Objectives: Laryngopharyngeal reflux (LPR) and biliary duodenogastric reflux can cause damage to the laryngeal mucosa and voice disorders. The aim of this study was to find out whether levels of pepsin and bile acids in the saliva can serve as diagnostic markers of LPR.

Setting: A prospective comparative study.

Participants: Twenty-eight patients with LPR proven via high-resolution manometry and combined multichannel intraluminal impedance and 24-h pH monitoring and 48 healthy controls without symptoms of LPR were included in the study.

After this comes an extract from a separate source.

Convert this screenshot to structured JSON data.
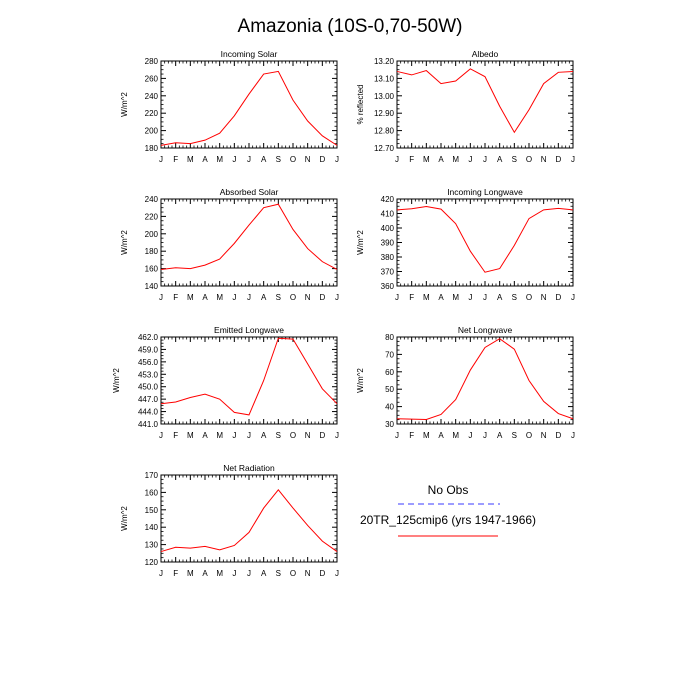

Main outcome measures: In the patients with LPR symptoms, oesophagogastroscopy with oesophageal biopsy was performed. The levels of total pepsin, active pepsin, bile acids and the pH of the saliva were determined in all participants and compared between the groups. Reflux symptom index (RSI) and reflux finding score (RFS) were also obtained and compared. The groups differed significantly in RSI (P = 0.00), RFS (P = 0.00), the levels of bile acids (P = 0.005) and total pepsin in saliva (P = 0.023). The levels of total pepsin and bile acids were about three times higher in the patients with LPR than in the healthy controls. There was a significant correlation between the RSI and RFS score and the level of total pepsin and bile acids in the saliva. Histopathological examination of the oesophageal biopsy taken 5 cm above the lower oesophageal sphincter confirmed reflux in almost 93% of patients with symptoms.

Conclusions: The study results show that the levels of total pepsin and bile acids in saliva are significantly higher in patients with LPR than in the controls, thus suggesting this as a useful tool in the diagnosis of LPR and particularly biliary LPR.